Watching Winter Birds
Winter is my favorite time of year to watch birds. On good winter days, when the air is crisp and silent, the hardwoods bare, I hear and see birds more clearly. In the woods I listen for the tapping of a downy woodpecker, soft chattering of chickadees and titmice in a mixed flock, or boisterous blue jays screaming jaaaay. From December through March—when I have the bird feeders up—I enjoy the antics of visiting birds as I watch from my window, in good weather and bad. Sometimes in winter I’m fortunate to see a majestic bald eagle soaring beneath a clear blue winter sky.
Other bird enthusiasts can and do enjoy these same birdwatching experiences by participating in volunteer bird surveys: the Christmas Bird Count (CBC), backyard bird surveys, and the mid-winter bald eagle survey. Collectively these counts help scientists monitor bird population trends and guide conservation efforts.
Dave Govatski of Jefferson is one who takes part in these and more. Dave leads or participates in four Christmas Bird Count routes in northern New Hampshire and watches his backyard birds for the Cornell Lab’s international Great Backyard Bird Count and New Hampshire Audubon’s Backyard Winter Bird Survey. Govatski said, “I like to get out on snowshoes in winter to see what birds are around, especially the finches, and usually there is a surprise bird or two.”
New Hampshire Audubon has monitored bald eagles in the state for more than 30 years. A bald eagle pair began nesting in New Hampshire in 1989 after a 40-year absence (a period when eagles nationally were decimated by DDT and habitat loss). Today, thanks to the leadership of NH Audubon and partners, the population has expanded year-by-year and now more than 40 pairs of eagles are reported during the breeding season.
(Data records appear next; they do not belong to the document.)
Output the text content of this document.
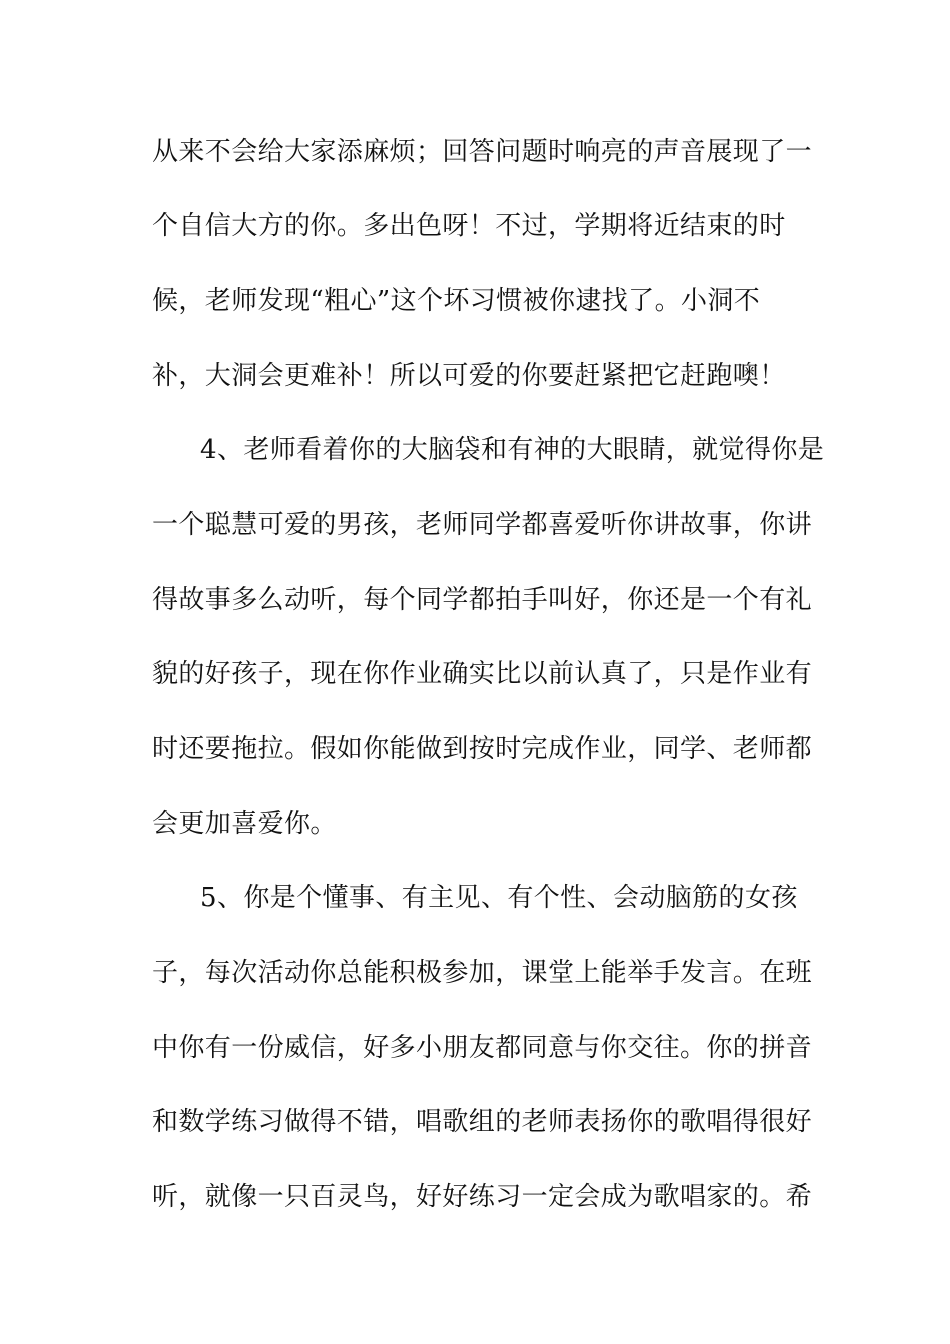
从来不会给大家添麻烦；回答问题时响亮的声音展现了一
个自信大方的你。多出色呀！不过，学期将近结束的时
候，老师发现“粗心”这个坏习惯被你逮找了。小洞不
补，大洞会更难补！所以可爱的你要赶紧把它赶跑噢！
4、老师看着你的大脑袋和有神的大眼睛，就觉得你是
一个聪慧可爱的男孩，老师同学都喜爱听你讲故事，你讲
得故事多么动听，每个同学都拍手叫好，你还是一个有礼
貌的好孩子，现在你作业确实比以前认真了，只是作业有
时还要拖拉。假如你能做到按时完成作业，同学、老师都
会更加喜爱你。
5、你是个懂事、有主见、有个性、会动脑筋的女孩
子，每次活动你总能积极参加，课堂上能举手发言。在班
中你有一份威信，好多小朋友都同意与你交往。你的拼音
和数学练习做得不错，唱歌组的老师表扬你的歌唱得很好
听，就像一只百灵鸟，好好练习一定会成为歌唱家的。希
Many eagles also overwinter here, near large bodies of open water.
Chris Martin, raptor biologist for NH Audubon, monitors the bald eagle population with the help of volunteers. One such volunteer opportunity is the mid-winter bald eagle survey in early January, now in its 35th year. According to Martin, “This winter survey helps us monitor the growth and distribution of this species that is still recovering from the DDT era.”
Martin credits volunteers for their integral role in the winter eagle survey. “Without help from experienced volunteers, we would not be able to accomplish this work because it requires simultaneous observations from all corners of the state on a single day. The vast majority of the data we have contributed to the national count over the last 30 years comes directly from our winter-hardy field volunteers.”
The Annual Christmas Bird Count starts on December 14th. According to National Audubon Society, the CBC organizer, this is the longest running Citizen Science survey in the world. Thousands of volunteers across the country venture out to count birds within 2,300 survey “circles.” In southeast New Hampshire, Kurk Dorsey of Durham has participated in Christmas Bird Counts since the 1980s. He said, “I most enjoy getting to know local conservation areas and noting changes in bird populations from year to year.” His personal highlight is finding a ruffed grouse deep in the woods most years. On finding the grouse Dorsey says: “It takes persistence, knowledge of their habitat, and a little luck.”
The backyard bird surveys offer another way for bird enthusiasts to watch winter birds and contribute to science, but from the comfort of your home. Check out the links above for these February events. You don’t have to be an expert in bird identification to join these surveys. You can partner with an existing leader on one of the eagle surveys or CBC circles or jump in with your own backyard bird survey.
Winter of sorts is here. It’s a great season to listen for and watch birds. Now If only we’d get some clear, crisp, winter days.